Illustrator and production designer Redmond broke ground in 1938 when she became the first woman to break into the male-dominated field of production design. Best known for helping visually conceptualize Alfred Hitchcock’s films, she worked on over 30 films spanning her 20-year career, including Gone with the Wind (1939) and The Ten Commandments (1956). After studying architecture at USC, Redmond was hired by David O. Selznick‘s studio, making her the first female production designer. She later went on to illustrate seven of Hitchcock’s films including Rebecca (1940), Rear Window (1954) and To Catch a Thief (1955). After a decade with architects William Pereira and Charles Luckman, she was hired by Walt Disney to help envision several elements of Disneyland and Disney World, including the Disneyland Dream Suite, New Orleans Square and the mosaic murals at Cinderella Castle. Redmond died on Feb. 27, 2009 in Hollywood.

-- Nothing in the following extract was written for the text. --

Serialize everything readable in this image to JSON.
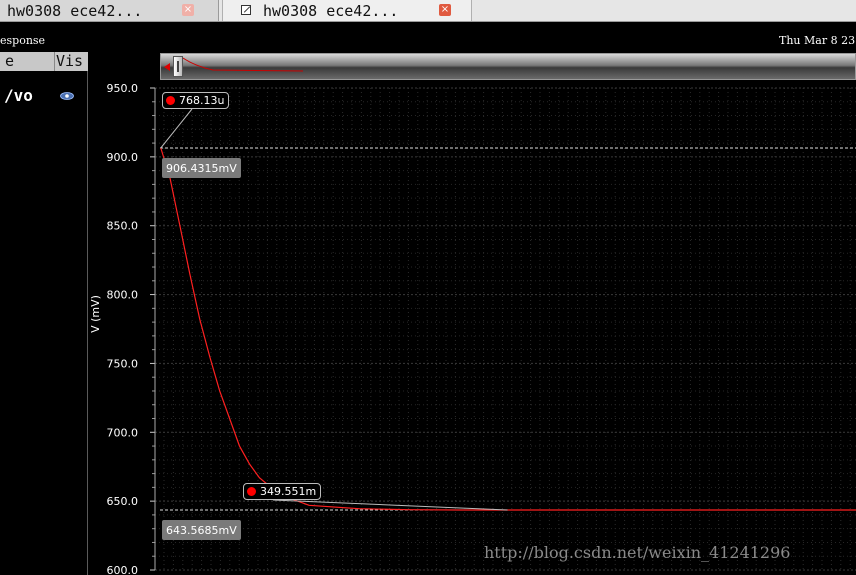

Set designer and art director Dianne Wagner worked on over 40 films including The Hunt for Red October (1990), Crimson Tide (1995), The Green Mile (1999) and Jurassic Park III (2001). She received ADG Award nominations for her set design work on Changeling (2008) and her art direction work on Pleasantville (1999). After graduating from Chouinard Art Institute, Wagner began her Hollywood career as a set designer on Woody Allen’s sci-fi comedy Sleeper (1973). Her film and TV credits include HBO’s John Adams, The Parent Trap (1998), Heat (1995), Star Trek Generations (1994), Lethal Weapon 2 (1989), Scrooged (1988) and Annie (1982). She died on Aug. 23, 2011 in Duarte, Calif.